This article was updated in December 2024.
1Warm up before you sing
Do anything! Lip trills, sirens, ‘v’, ‘z’, ‘m’, ‘sh sh sh’, ‘s s s’. Literally anything to take the voice out of normal speech pitch and to wake up the muscles involving extended breath flow and expression. Stretch the body and the face! Exercise that tongue. Stick it out, roll it around, to the left, to the right. Our tongues are a huge muscle that go right down into the neck. When we sing, they are best placed slightly forward in the mouth with the tip of the tongue over the bottom teeth. The back of the tongue is allowed to rise up for certain vowels: just make sure that the front stays near the teeth.
2Bring a pencil
Maybe I’m old fashioned… don’t forget the stylus for your A4 Tablet or iPad. Not only is a quick pencil marking a useful trick to jog even the best of memories, but a little picture, even a simple stick figure drawing, can instantly spark the right-side brain of creativity and story-telling. Also, mark the beats in: score light lines down through your stave to show the beat during fast passages with lots of syncopation (offbeat rhythms) or that are just tricky rhythmically. This might sound like a left-brain activity but, for me, it allows the right-brain more freedom and provides a visual crutch to help you sing in time and with groove.
3Find the tune
Listen to the other musical parts (choral/orchestral/piano) and notice where you can take your leads from them. They might give you your note directly or lead you to it indirectly, or you might enter canonically with them and need to bounce off their energy. Music often takes itself from nature, where there is imitation, symmetry, odd and even groupings and structure. Try to hear the imitation in a canon as the main tune passes from one voice to the other and notice when you’re the accompanying part. Handel is a huge exponent of this: think of “For unto us a child is born” from Messiah. That text always has the main tune and should come out of the texture. The semi-quaver runs are less important, don’t get bogged down by it… speaking of which…

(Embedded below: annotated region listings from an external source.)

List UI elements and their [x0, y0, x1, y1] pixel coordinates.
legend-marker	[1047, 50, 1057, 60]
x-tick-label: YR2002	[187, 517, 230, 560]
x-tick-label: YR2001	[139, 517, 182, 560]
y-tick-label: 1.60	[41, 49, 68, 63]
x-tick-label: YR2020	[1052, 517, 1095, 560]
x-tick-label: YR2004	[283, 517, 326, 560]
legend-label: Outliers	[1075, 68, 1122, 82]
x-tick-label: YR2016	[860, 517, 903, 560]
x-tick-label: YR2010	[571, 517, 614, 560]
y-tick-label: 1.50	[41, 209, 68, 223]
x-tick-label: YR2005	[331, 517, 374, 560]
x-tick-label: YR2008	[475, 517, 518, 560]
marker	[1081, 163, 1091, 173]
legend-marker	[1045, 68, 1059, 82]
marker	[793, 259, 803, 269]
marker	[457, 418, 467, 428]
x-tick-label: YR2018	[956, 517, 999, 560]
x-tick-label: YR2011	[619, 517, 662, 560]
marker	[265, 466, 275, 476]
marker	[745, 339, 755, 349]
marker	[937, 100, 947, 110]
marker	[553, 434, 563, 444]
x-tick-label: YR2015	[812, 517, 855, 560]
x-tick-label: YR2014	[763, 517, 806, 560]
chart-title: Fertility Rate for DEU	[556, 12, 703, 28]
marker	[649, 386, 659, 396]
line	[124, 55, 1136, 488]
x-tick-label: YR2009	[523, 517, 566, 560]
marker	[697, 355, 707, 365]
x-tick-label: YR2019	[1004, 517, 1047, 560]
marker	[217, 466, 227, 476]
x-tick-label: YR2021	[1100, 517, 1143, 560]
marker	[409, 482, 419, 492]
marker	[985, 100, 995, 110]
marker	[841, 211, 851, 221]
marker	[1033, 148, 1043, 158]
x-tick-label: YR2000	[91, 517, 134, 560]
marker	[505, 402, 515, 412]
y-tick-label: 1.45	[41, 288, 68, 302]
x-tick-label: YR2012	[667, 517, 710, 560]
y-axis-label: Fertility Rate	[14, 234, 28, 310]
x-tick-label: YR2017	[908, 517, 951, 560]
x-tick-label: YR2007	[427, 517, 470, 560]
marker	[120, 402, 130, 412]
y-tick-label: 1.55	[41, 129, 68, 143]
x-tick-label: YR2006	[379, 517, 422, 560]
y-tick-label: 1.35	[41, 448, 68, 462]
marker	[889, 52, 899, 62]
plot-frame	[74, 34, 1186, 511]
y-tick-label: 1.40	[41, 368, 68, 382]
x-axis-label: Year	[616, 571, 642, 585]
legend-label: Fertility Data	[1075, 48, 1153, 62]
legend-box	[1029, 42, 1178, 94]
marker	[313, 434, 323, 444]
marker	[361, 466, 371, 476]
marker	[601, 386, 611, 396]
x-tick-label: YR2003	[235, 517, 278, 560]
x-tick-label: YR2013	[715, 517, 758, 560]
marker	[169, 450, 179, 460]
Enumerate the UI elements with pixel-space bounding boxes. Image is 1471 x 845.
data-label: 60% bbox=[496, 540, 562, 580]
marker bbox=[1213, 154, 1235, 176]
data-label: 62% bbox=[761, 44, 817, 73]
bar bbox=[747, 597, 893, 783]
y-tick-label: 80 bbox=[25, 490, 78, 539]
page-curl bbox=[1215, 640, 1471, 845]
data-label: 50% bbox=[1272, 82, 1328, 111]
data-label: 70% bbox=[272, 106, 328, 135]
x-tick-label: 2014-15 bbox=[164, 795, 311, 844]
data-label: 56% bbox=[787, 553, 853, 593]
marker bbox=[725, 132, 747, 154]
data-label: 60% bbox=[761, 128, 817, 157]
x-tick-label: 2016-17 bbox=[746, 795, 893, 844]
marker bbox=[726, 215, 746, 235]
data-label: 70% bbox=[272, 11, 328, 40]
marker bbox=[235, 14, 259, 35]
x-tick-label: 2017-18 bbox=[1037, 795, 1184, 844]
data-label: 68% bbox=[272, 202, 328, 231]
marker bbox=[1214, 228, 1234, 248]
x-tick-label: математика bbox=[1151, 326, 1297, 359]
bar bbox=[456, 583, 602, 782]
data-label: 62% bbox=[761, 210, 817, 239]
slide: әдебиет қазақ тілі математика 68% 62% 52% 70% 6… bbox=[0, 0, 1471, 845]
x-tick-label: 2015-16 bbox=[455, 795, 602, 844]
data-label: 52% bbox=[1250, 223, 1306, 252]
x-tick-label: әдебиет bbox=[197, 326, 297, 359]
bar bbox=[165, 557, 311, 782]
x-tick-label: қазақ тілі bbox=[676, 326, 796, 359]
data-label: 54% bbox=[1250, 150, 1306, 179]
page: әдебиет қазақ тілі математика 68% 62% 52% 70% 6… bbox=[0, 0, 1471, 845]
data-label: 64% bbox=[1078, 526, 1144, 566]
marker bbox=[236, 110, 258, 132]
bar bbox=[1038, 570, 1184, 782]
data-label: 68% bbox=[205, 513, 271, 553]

4Breathe where you need to
You can pretty much “sell” a breath anywhere in a musical phrase if you have the imagination. You can breathe in the middle of a sentence if needs be, you just have to make up a reason to breathe: is it for emphasis, drama, emotion or perhaps to show confusion? Mark the breaths in with a tick between the notes or the words. If a conductor asks you specifically not to breathe somewhere, mark a little line to show this and plan where you might take breaths around that point. If a conductor asks for “staggered breathing”, all they are looking for is no discernible breaths to the listener, so just try not to breathe at the same time as the person next to you, but don’t stress if you do – no one will notice. Finally, and perhaps something we’ve all been guilty of, try not to show the audience that you’re running out of breath during that final long note. Gauge it: if you have time, simply stop singing, breathe and start again (if it’s a very soft note, coming back in on an ‘ng’ sound might help you sneak back in without a ‘blip’ in the sound). If you think you’re too late to come back in, just stop singing but keep your mouth in the singing position. Don’t collapse on the floor, reaching out to the audience whilst gasping for air: it’s not a good look.
5Work on your high notes
If you struggle with high notes, lengthen vowels as you sing higher (tall and vertical, not wide and horizontal), take a good breath that resets your tall, stretched posture before you sing and distract yourself whilst you’re up in the rafters with huge feelings of elation and joy! Practising higher phrases on an ‘oo’ or ‘oh’ (as in ‘pot’) vowel often helps.